Belge’ye ilişkin linç kampanyasının eksik parçaları da Belge’nin Şairaneden Şiirsele adlı kitabından toplanmıştır. Burada Kırmızı Kedi’nin demirbaşı Enis Batur devreye girmiştir. Batur, bir tanıtım yazarıdır, bir eleştirmen değildir. Belge’nin kitabını eleştirmiyor. Bir şey söylemiyor ama kulak altından Belge ile ilgili Can Yücel’in dedikoduyu aşmayan ifadelerini fısıldıyor. Böylece kitap reklamının dedikodu kısmına yedek güç oluyor. Söz söyleme, eleştiri, bir sanattır ve eleştiri masum bir disiplin de değildir. Bir edebiyat türüdür. En azından Hüseyin Cöntürk’ten bunu öğrendi bizim kuşak. Bir sözü söz haline getiren, çığlık, gürültü, reklam vs.den ayıran cümledir ama Batur, bir cümle kuramıyor… Kullandığı dil ile varsa bir eleştiri-şiir adına konuşma imkanı onu ortadan kaldırılıyor.
Orhan Koçak’ın yazısı dışında, Murat Belge’nin kitabıyla ilgilenen yok.
Bütün bu saçmalıklara Belge’nin her vatandaşın en doğal hakkı olan yurtdışında iş arayışı (tabii eğer doğruysa!) ekleniyor: Belge yurtdışında iş arıyor. Son derece doğal olan bu arayış abartıldıkça abartılıyor; iş aramak, bir kaçış olarak yorumlanıyor. Yanardağ, Belge’nin İngiltere’ye gidişini, kitap reklamı ile birleştiriyor, kendi Twitter hesabından şunu söylüyor: “ Liberallerin ihaneti böyle bir şey işte. Yaratılmasına yaşamsal destek verdikleri bu cehennemi onunla savaşı göze alanlara ve kurbanlara bırakıp kaçarlar.”
Yanardağ ile benzer görüşler, Birikim dahil hemen bütün sol mecralarda yazdıktan sonra soluğu Birgün’de alan Fatih Yaşlı tarafından tekrarlanıyor: “Evet, Murat Belge’den söz ediyorum. Yaratılmasında pay sahibi olduğu karanlığın kendisini de yutmasından korkmuş olacak ki, İngiltere’deki Risk Almış Akademisyenler Konseyi’ne başvurmuş, Oxford’da öğretim üyesi olması için destek talebinde bulunmuş.”

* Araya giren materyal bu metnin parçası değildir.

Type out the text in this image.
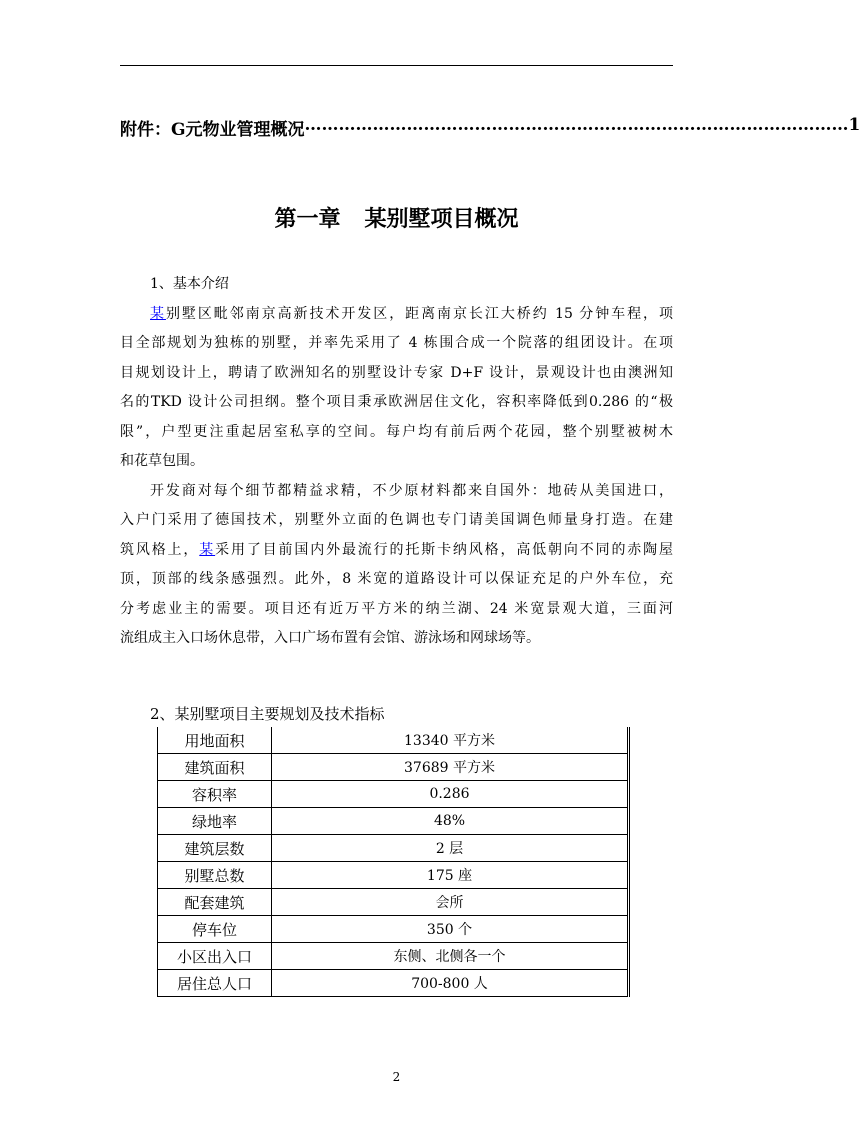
附件：G元物业管理概况 …………………………………………………………………………………… 1
第一章 某别墅项目概况
1、基本介绍
某别墅区毗邻南京高新技术开发区，距离南京长江大桥约 15 分钟车程，项
目全部规划为独栋的别墅，并率先采用了 4 栋围合成一个院落的组团设计。在项
目规划设计上，聘请了欧洲知名的别墅设计专家 D+F 设计，景观设计也由澳洲知
名的TKD 设计公司担纲。整个项目秉承欧洲居住文化，容积率降低到0.286 的“极
限”，户型更注重起居室私享的空间。每户均有前后两个花园，整个别墅被树木
和花草包围。
开发商对每个细节都精益求精，不少原材料都来自国外：地砖从美国进口，
入户门采用了德国技术，别墅外立面的色调也专门请美国调色师量身打造。在建
筑风格上，某采用了目前国内外最流行的托斯卡纳风格，高低朝向不同的赤陶屋
顶，顶部的线条感强烈。此外，8 米宽的道路设计可以保证充足的户外车位，充
分考虑业主的需要。项目还有近万平方米的纳兰湖、24 米宽景观大道，三面河
流组成主入口场休息带，入口广场布置有会馆、游泳场和网球场等。
2、某别墅项目主要规划及技术指标
用地面积	13340 平方米
建筑面积	37689 平方米
容积率	0.286
绿地率	48%
建筑层数	2 层
别墅总数	175 座
配套建筑	会所
停车位	350 个
小区出入口	东侧、北侧各一个
居住总人口	700-800 人
2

Türkiye’de altmışlı yıllarda işçi göçü vardı; seksenlerde, siyasi göç başladı ve bugün, bu göçe, beyin göçü de eklendi. Murat Belge gitse de gitmese de bu bir hakikat.
Açık bir linç var. Sanki Türkiye’nin bütün hesabı, bütün karanlığının sahibi ve nedeni Murat Belge. Yazık!